Sta calando la quota di debito in mano a Banca d’Italia e a Banca centrale europea che nell’ottobre del 2022 era salita al 29% per arrivare oggi al 22,7%, anche se ancora lontana di 4 punti da quella prima del Covid nel 2019, cioè del 18,7%. Questo è un buon segnale perché significa che è stata riassorbita parte della massa monetaria emessa per venire incontro alla crisi della pandemia e, tra l’altro, diminuendo i rischi inflattivi.

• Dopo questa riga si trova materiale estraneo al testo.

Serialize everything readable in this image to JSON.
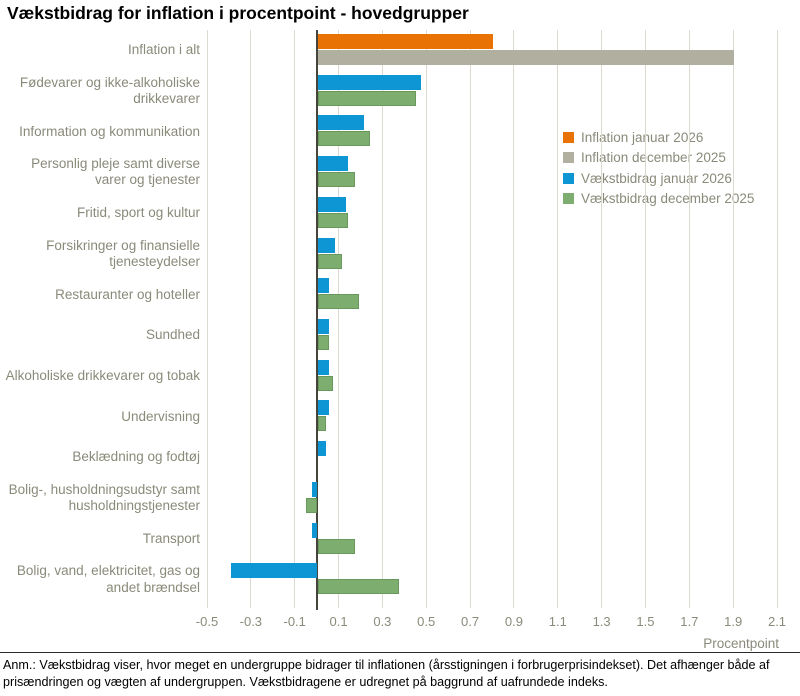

È scesa anche la quota detenuta da banche e altre istituzioni finanziarie, passata dal 24,3% del 2022 al 20,4 % del marzo 2025. Aumenta la quota detenuta da famiglie e società non finanziarie che passa dal 10% circa del 2022 al 14,3% di marzo 2025. Come annota il citato Capacci: «Questo aumento riflette la politica del governo di promuovere la detenzione diretta di titoli di Stato da parte dei risparmiatori italiani, anche tramite titoli con nuove caratteristiche, al fine di aumentare la stabilità della base degli investitori (supponendo che gli operatori finanziari possano, in momenti di tensione finanziaria, “fuggire” troppo rapidamente dal mercato dei titoli di Stato italiani), a fronte di questo vantaggio sta la maggiore remunerazione che le famiglie italiane sembrano aver richiesto per aumentare la loro detenzione di debito pubblico». Questo spiega anche la diminuzione del debito in mano a intermediari finanziari, cioè, famiglie e società non finanziarie accedono direttamente all’acquisto senza alcuna intermediazione e questo è un segnale altrettanto positivo perché significa che si fidano di quel debito anche senza l’intermediazione di qualcuno che glielo consiglia. Accedono direttamente perché si fidano. Ed eccoci al dato che dicevamo all’inizio e cioè il ritorno di fiducia degli investitori esteri sul debito pubblico italiano. Esso aumenta notevolmente: dal 24% circa del 2022 è salito al 30% del marzo 2025, vicino al dato del dicembre 2019, prima dello scoppio della pandemia. Questo, se non bastassero gli altri segnali, è quello che ci dice che gli investitori esteri hanno, nei confronti del debito italiano, una fiducia importante. Se quello che dicevano sul mercato - cioè che non regala niente - vale per i residenti, a maggior ragione, e per evidenti motivi, misura la fiducia degli investitori esteri sulla tenuta del sistema Italia.
Il mercato per fortuna è daltonico, non guarda al colore di chi governa, ma alla sostanza di ciò che nel Paese avviene e alla solidità complessiva del Paese stesso. Del resto, è noto che le ultime aste dei titoli del debito pubblico hanno sempre visto la domanda (cioè la richiesta del debito da parte degli investitori) maggiore dell’offerta (cioè della quantità di debito pubblico che veniva messa all’asta per essere acquistata). Al di là del dibattito politico sul ruolo, sulla forza e sulla credibilità del sistema politico italiano attuale, i numeri - in particolare questi numeri - non lasciano spazio ai dubbi. Accanto alla crescita di credibilità del debito italiano da parte dei non residenti (la richiesta estera) cresce quella delle famiglie e delle imprese non finanziarie che, come è noto ma mai sufficientemente troppo ripetuto, sono i due assi portanti dell’economia. Se vanno bene e hanno fiducia le famiglie e le imprese l’economia ha qualche possibilità di svilupparsi, altrimenti questa possibilità non c’è. Questo è vero per i consumi e per gli investimenti e questo è vero per l’acquisto dei titoli del debito pubblico.